Filtering documents to any with matching strings from keyword list


I'm currently working on procurement data relevant to the current COVID-19 crises. Essentially i had a block of data that i'd like to be filtered to be relevant to COVID via a keyword list.

If a document does not contain one of these keywords or key phrases in any value then i'd like it to be excluded from my data set.

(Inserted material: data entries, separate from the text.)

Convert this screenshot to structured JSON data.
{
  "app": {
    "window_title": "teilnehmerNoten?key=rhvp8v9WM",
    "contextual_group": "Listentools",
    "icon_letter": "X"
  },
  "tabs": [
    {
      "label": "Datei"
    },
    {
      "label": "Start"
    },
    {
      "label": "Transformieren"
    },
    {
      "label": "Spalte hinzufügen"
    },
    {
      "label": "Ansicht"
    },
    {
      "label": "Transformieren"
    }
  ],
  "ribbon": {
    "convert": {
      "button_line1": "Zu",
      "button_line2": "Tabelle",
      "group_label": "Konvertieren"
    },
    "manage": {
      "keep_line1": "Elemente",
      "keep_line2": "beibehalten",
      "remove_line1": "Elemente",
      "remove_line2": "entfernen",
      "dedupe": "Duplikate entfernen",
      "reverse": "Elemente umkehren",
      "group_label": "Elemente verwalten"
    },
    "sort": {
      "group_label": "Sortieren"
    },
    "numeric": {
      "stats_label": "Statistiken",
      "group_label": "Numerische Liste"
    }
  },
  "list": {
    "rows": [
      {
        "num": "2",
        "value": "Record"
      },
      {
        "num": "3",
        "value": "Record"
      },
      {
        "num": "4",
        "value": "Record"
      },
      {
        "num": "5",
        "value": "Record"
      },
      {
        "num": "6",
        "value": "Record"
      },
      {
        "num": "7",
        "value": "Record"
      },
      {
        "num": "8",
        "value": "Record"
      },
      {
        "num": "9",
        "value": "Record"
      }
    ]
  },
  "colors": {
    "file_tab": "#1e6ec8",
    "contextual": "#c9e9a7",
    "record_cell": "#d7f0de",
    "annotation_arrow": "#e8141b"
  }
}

Whats the best way to do this? I have been looking into elasticsearch filtering but it seems you have to specify the field you're filtering by? using the KQL search bar seems to crash with any more than a few dozen OR terms.

Any help appreciated!

Hi @twright8,

Assuming you want to explore your data in Kibana's Discover:

You could switch KQL to Lucene (right to the query input).
Then the query could be a space separated list of your keywords:
"keyword1 keyword2 keyword3".

Your documents will be filtered by those keywords and only documents which include at least one of those keywords in any of searchable fields will be shown.

Hope this helps

Thanks I will try!

Any help with this? thanks i really appreciate it. An error:

type":"illegal_argument_exception","reason":"The length of regex [1005] used in the [query_string] has exceeded the allowed maximum of [1000]. This maximum can be set by changing the [index.max_regex_length] index level setting."}}}]},"status":400

Wow, that is a lot of keywords :slight_smile:

As error says, the default limit is 1000, but it is possible to increase the limit

To do this in kibana:
Management -> Elasticsearch -> Index Management -> Pick Index, Manage -> Edit index settings -> Edit settings -> add there "index.max_regex_length": "<new value more then 1000> -> Save

AMAZING thankyou!

This topic was automatically closed 28 days after the last reply. New replies are no longer allowed.